Pack some suitcases and fly on an airline with low baggage fees

Airlines are notorious for charging fees for overweight or excess baggage. However, some airlines allow you to bring several suitcases on board at a low cost. Virgin America, for example, allows you to check up to 10 bags weighing 50 pounds each for just $25 per bag.

Make sure you get each bag to right up to the weight limit without going over so you can take as few bags as possible. If you don't have many large suitcases, check Goodwill or a local consignment shop.
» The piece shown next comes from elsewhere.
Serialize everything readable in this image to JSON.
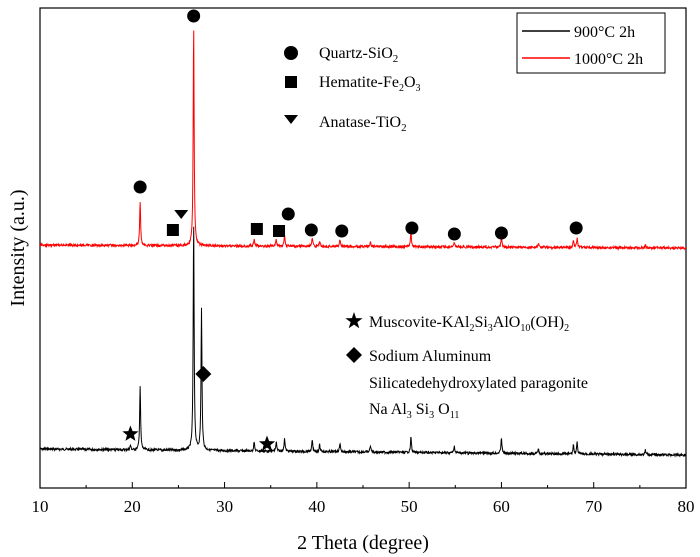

It doesn't have to be in great shape if you only need it for your move.

Flying with several suitcases can be a great way to move your wardrobe and personal possessions across the country -- especially if you can affordably send your bigger items by freight or moving container.

Of course, you'll also want to take advantage of any moving tax credits you're eligible for, and you should also do your best to purge some items before you start packing. Try putting some of your lesser-used items into moving boxes a couple of months before you move. If you don't get them out or miss them at all, consider donating them before you pack the rest of your belongings for your low-cost move.